For those of us who have been anticipating a major shift to electronic forms of all media for quite some time, it has taken quite a long time to get here. Now that we have, watch out. The structural change now will occur far more rapidly than anybody suspects.
That you are reading this on a blog is but one example.
I do not think it will take 30 years for stunning change to occur in the packaged, linear video business. But neither do I think anything other than relatively incremental changes in revenue volume will occur in the near term, if only because technology substitution, and the changes in industry structure technology enables, take time to unfold.
I do believe the inflection point for print media already has been reached, and do expect massive changes on a scale and pace most practitioners are not expecting. That is one reason why I began to shift gears two years ago.
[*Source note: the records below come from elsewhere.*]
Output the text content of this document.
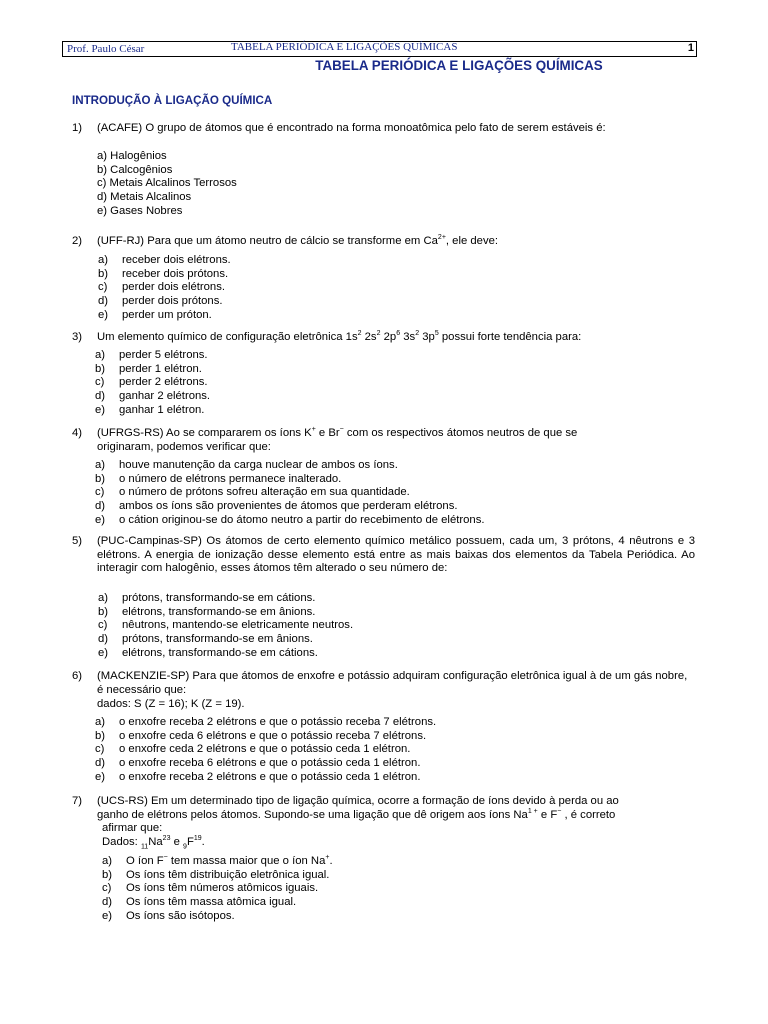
Prof. Paulo César	TABELA PERIÓDICA E LIGAÇÕES QUÍMICAS	1
TABELA PERIÓDICA E LIGAÇÕES QUÍMICAS
INTRODUÇÃO À LIGAÇÃO QUÍMICA
1) (ACAFE) O grupo de átomos que é encontrado na forma monoatômica pelo fato de serem estáveis é:
a) Halogênios
b) Calcogênios
c) Metais Alcalinos Terrosos
d) Metais Alcalinos
e) Gases Nobres
2) (UFF-RJ) Para que um átomo neutro de cálcio se transforme em $Ca^{2+}$, ele deve:
a) receber dois elétrons.
b) receber dois prótons.
c) perder dois elétrons.
d) perder dois prótons.
e) perder um próton.
3) Um elemento químico de configuração eletrônica $1s^2$ $2s^2$ $2p^6$ $3s^2$ $3p^5$ possui forte tendência para:
a) perder 5 elétrons.
b) perder 1 elétron.
c) perder 2 elétrons.
d) ganhar 2 elétrons.
e) ganhar 1 elétron.
4) (UFRGS-RS) Ao se compararem os íons K+ e Br− com os respectivos átomos neutros de que se
originaram, podemos verificar que:
a) houve manutenção da carga nuclear de ambos os íons.
b) o número de elétrons permanece inalterado.
c) o número de prótons sofreu alteração em sua quantidade.
d) ambos os íons são provenientes de átomos que perderam elétrons.
e) o cátion originou-se do átomo neutro a partir do recebimento de elétrons.
5)	(PUC-Campinas-SP) Os átomos de certo elemento químico metálico possuem, cada um, 3 prótons, 4 nêutrons e 3 elétrons. A energia de ionização desse elemento está entre as mais baixas dos elementos da Tabela Periódica. Ao interagir com halogênio, esses átomos têm alterado o seu número de:
a) prótons, transformando-se em cátions.
b) elétrons, transformando-se em ânions.
c) nêutrons, mantendo-se eletricamente neutros.
d) prótons, transformando-se em ânions.
e) elétrons, transformando-se em cátions.
6)	(MACKENZIE-SP) Para que átomos de enxofre e potássio adquiram configuração eletrônica igual à de um gás nobre, é necessário que:
dados: S (Z = 16); K (Z = 19).
a) o enxofre receba 2 elétrons e que o potássio receba 7 elétrons.
b) o enxofre ceda 6 elétrons e que o potássio receba 7 elétrons.
c) o enxofre ceda 2 elétrons e que o potássio ceda 1 elétron.
d) o enxofre receba 6 elétrons e que o potássio ceda 1 elétron.
e) o enxofre receba 2 elétrons e que o potássio ceda 1 elétron.
7) (UCS-RS) Em um determinado tipo de ligação química, ocorre a formação de íons devido à perda ou ao
ganho de elétrons pelos átomos. Supondo-se uma ligação que dê origem aos íons $Na^{1 +}$ e F− , é correto
afirmar que:
Dados: $_{11}Na^{23}$ e $_9F^{19}$.
a) O íon F− tem massa maior que o íon Na+.
b) Os íons têm distribuição eletrônica igual.
c) Os íons têm números atômicos iguais.
d) Os íons têm massa atômica igual.
e) Os íons são isótopos.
Well, maybe shifting gears is too incremental an analogy. Jumping ship is the better, if imperfect, analogy.
Somehow, I still find myself doing "print" content. But it is not the future.
A similar inflection point for mainstream replacement of multi-channel video services by Internet replacements is far off, yet, even though we now can see the change coming. It might be inevitable or inescapable. It will not be transformative for some time to come, though. Think decades, not years. History suggests that is the right time frame.